Generative models have demonstrated impressive results in vision, language, and speech. However, even with massive datasets, they struggle with precision, generating physically invalid or factually incorrect data. This is particularly problematic when the generated data must satisfy constraints, for example, to meet product specifications in engineering design or to adhere to the laws of physics in a natural scene. To improve precision while preserving diversity and fidelity, we propose a novel training mechanism that leverages datasets of constraint-violating data points, which we consider invalid. Our approach minimizes the divergence between the generative distribution and the valid prior while maximizing the divergence with the invalid distribution. We demonstrate how generative models like GANs and DDPMs that we augment to train with invalid data vastly outperform their standard counterparts which solely train on valid data points. For example, our training procedure generates up to 98 % fewer invalid samples on 2D densities, improves connectivity and stability four-fold on a stacking block problem, and improves constraint satisfaction by 15 % on a structural topology optimization benchmark in engineering design. We also analyze how the quality of the invalid data affects the learning procedure and the generalization properties of models. Finally, we demonstrate significant improvements in sample efficiency, showing that a tenfold increase in valid samples leads to a negligible difference in constraint satisfaction, while less than 10 % invalid samples lead to a tenfold improvement. Our proposed mechanism offers a promising solution for improving precision in generative models while preserving diversity and fidelity, particularly in domains where constraint satisfaction is critical and data is limited, such as engineering design, robotics, and medicine.
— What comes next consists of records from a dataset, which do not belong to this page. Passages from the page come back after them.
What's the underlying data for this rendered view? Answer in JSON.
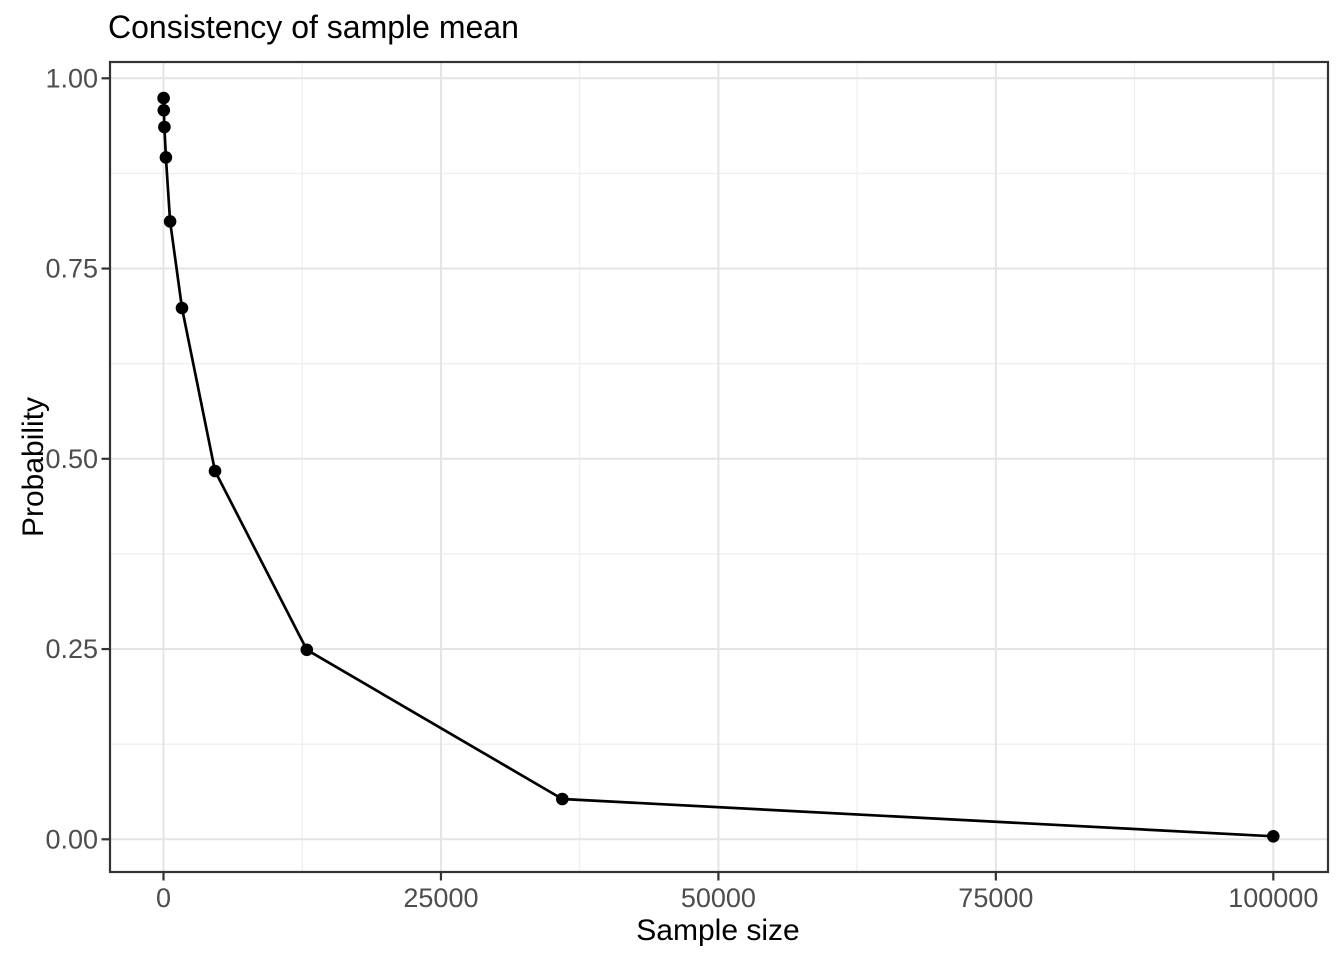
{
  "figure": {
    "title": "Consistency of sample mean",
    "xlabel": "Sample size",
    "ylabel": "Probability"
  },
  "chart_data": {
    "type": "line",
    "title": "Consistency of sample mean",
    "xlabel": "Sample size",
    "ylabel": "Probability",
    "x": [
      10,
      28,
      77,
      215,
      599,
      1668,
      4642,
      12915,
      35938,
      100000
    ],
    "y": [
      0.974,
      0.958,
      0.936,
      0.896,
      0.812,
      0.698,
      0.484,
      0.249,
      0.053,
      0.004
    ],
    "xlim": [
      0,
      100000
    ],
    "ylim": [
      0,
      1
    ],
    "x_major_ticks": [
      0,
      25000,
      50000,
      75000,
      100000
    ],
    "x_tick_labels": [
      "0",
      "25000",
      "50000",
      "75000",
      "100000"
    ],
    "x_minor_ticks": [
      12500,
      37500,
      62500,
      87500
    ],
    "y_major_ticks": [
      0,
      0.25,
      0.5,
      0.75,
      1
    ],
    "y_tick_labels": [
      "0.00",
      "0.25",
      "0.50",
      "0.75",
      "1.00"
    ],
    "y_minor_ticks": [
      0.125,
      0.375,
      0.625,
      0.875
    ],
    "grid": true,
    "legend": "none",
    "marker": "filled-circle",
    "style": {
      "line_color": "#000000",
      "point_color": "#000000",
      "major_grid_color": "#E4E4E4",
      "minor_grid_color": "#EFEFEF",
      "panel_border_color": "#333333",
      "tick_color": "#333333",
      "tick_label_color": "#4D4D4D",
      "title_color": "#000000",
      "background_color": "#FFFFFF"
    }
  }
}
翻译：生成模型在视觉、语言和语音领域已展现出令人瞩目的成果。然而，即便拥有大规模数据集，它们在精确性方面仍存在不足，会生成物理上无效或事实上不准确的数据。当生成数据必须满足约束条件时（例如在工程设计中符合产品规格，或在自然场景中遵循物理定律），这一问题尤为突出。为在保持多样性和保真度的同时提升精确性，我们提出一种新颖的训练机制，该机制利用违反约束的数据点（我们将其视为无效数据）构成的数据集。我们的方法在最小化生成分布与有效先验之间散度的同时，最大化其与无效分布之间的散度。我们展示了如何将GANs和DDPMs等生成模型增强为可基于无效数据训练，并使其大幅超越仅基于有效数据点训练的常规对应模型。例如，我们的训练流程在二维密度分布上生成的无效样本最多减少98%；在积木堆叠问题中，连接性与稳定性提升四倍；在工程设计中的结构拓扑优化基准上，约束满足度提高15%。我们还分析了无效数据质量对学习过程及模型泛化特性的影响。最后，我们证明了样本效率的显著提升：有效样本量增加十倍对约束满足度的影响微乎其微，而不足10%的无效样本即可带来十倍的改进。我们的机制为提升生成模型精确性（同时保持多样性与保真度）提供了有前景的方案，尤其在工程设计、机器人技术和医学等约束满足至关重要且数据有限的领域。